The advancement of quantum physics in the early 20th century led to today’s highly sophisticated advanced technologies used to secure ground transport and also, the ones used to defeat those measures.
Satellite/cellular communication, interactive armor panels, optic-fire source detection, night vision, drones, remote monitoring and biometrics are all examples of technologies embedded in the threat mitigation systems of today’s ground transport vehicles.
All of these technologies are integrated in service of determining the key data needed to monitor and successfully deliver the cargo. Of primary importance is having as much detailed information about any threat and the environment in which it is occurring and second to have real time information about how to defeat or escape the threat.
At the heart of leading ground transport security systems are secure, encrypted bi-directional communications, on board intelligent sensing devices and remote monitoring and control systems providing instant situational analysis and response information.
Advanced diagnostic technologies with wireless capability, can be used to remotely monitor vehicles continuously. This is especially important for large and/or multinational fleets. Every aspect impacting the operation of the vehicle including its operational state, the personnel on board, the conditions of the vehicle interior and most importantly the identification of threats in the surrounding perimeter can be relayed to a remote server/computer and monitored. The information gleaned from this system can then be used to remotely activate or deactivate a wide range of functions on the vehicle.
These systems can also activate specific pre-defined emergency modes such as “Hijack” or “Assassination Attempt” which immediately initiates the deployment of pre-defined procedures thereby eliminating possible catastrophic outcomes resulting from delay or confusion about how to respond to the emergency.
The deployment of sensing and surveillance technologies advance the capability of the operator or operation leadership to transition from a position of being reactive to live threats to a proactive position able to identify threats before taking catastrophic damage from a strike.
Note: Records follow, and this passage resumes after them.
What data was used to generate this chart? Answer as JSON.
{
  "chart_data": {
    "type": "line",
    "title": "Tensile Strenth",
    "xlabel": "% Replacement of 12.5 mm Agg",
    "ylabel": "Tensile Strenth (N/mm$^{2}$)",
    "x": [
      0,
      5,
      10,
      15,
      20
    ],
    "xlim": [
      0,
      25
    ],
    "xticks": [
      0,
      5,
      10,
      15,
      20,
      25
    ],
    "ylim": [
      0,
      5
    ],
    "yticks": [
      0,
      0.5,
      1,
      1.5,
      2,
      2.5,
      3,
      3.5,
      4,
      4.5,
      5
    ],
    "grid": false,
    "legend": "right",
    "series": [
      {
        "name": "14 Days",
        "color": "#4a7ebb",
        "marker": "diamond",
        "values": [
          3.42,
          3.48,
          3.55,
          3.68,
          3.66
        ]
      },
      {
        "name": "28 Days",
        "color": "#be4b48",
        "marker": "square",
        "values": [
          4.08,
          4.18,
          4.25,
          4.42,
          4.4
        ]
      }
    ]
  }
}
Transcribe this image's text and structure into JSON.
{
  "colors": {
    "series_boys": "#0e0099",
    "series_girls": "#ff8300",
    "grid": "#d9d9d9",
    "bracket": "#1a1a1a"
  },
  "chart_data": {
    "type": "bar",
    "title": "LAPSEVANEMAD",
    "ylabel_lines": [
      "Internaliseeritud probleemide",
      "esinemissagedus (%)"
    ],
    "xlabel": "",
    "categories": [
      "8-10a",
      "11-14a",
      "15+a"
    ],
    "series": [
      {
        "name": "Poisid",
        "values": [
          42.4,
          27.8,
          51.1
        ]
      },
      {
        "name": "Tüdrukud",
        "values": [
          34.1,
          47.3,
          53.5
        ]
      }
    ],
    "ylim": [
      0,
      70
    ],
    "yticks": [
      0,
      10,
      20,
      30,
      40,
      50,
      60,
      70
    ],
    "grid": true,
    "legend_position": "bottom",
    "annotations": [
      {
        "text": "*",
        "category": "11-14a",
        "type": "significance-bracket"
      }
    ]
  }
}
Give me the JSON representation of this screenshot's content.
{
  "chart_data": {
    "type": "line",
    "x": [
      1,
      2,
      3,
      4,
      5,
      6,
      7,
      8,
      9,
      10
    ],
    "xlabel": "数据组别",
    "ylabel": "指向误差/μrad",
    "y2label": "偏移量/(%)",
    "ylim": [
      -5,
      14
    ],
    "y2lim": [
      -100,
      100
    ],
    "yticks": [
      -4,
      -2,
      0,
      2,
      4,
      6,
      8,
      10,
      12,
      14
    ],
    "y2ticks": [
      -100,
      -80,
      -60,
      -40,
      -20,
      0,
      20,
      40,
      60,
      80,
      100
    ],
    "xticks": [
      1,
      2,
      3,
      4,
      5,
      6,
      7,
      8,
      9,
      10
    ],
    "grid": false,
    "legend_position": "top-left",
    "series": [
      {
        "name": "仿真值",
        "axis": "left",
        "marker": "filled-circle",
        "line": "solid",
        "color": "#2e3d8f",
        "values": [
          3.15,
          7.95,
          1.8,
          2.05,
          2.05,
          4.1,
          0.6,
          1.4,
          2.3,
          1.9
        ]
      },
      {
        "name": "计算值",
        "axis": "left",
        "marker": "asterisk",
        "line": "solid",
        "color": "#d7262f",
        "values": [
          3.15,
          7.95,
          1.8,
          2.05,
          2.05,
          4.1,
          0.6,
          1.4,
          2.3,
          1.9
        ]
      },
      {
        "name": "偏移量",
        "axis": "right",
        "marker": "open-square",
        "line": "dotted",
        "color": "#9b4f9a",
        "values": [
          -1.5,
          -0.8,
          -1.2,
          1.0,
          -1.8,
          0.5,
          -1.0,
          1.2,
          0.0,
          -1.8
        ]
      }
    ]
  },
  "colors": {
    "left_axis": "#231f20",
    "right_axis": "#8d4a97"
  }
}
The standard practices for emergency response, typically in use by fleet owners, cannot even remotely predict all possible scenarios. Leaving the operators and cargo in dangerous and vulnerable situations. The integrated use of night vision optical systems, drones and impact sensing systems can provide vital information about the location, nature and force of a threat, necessary for the rapid deployment of an escape or mitigation strategy. A strategy with a high probability of success and known risks.
Essential to the successful deployment of all of these technologies and the security of the vehicle cargo is some form of communication, person to person, device to device, person to device. Communications in the security realm are largely based in two platforms; satellite or radio frequency (mobile, wireless and IoT all operate on radio frequency). Radio frequency (RF) devices are easily compromised if left unprotected. These devices can be hacked to exfiltrate voice, video and computer data right through firewalls.
The use of virtual private networks (VPN) provides minimal protection whereas secure access service edge (SASE) system architecture can securely identify users and devices to defeat hacking threats. Because cellular communications are not always available in all locations it is necessary to have redundant or alternate satellite technology to transfer data and messages. Satellite communications are also vulnerable to hacking or jamming of the signal. These threats can be defeated through the use of robust satellite signal technologies that and through similar encrypted security technologies to SASE.
When the Cheyenne and Black Hills Stage Company built its armored stagecoach, it relied on brute force to protect the cargo, but it was defeated by neutralizing the driver and shotgun allowing the threat to seize control. Brute force is no longer a viable strategy for securing valuable personnel or goods being transported over ground. Today and in the future, the security of ground transportation will rely heavily on sophisticated integration of leading-edge technologies. To achieve this and stay ahead of evolving threats, companies responsible for the safekeeping of cargo and personnel will require partnerships with firms that engage in ongoing commitment to the research and development of those technologies and integration strategies.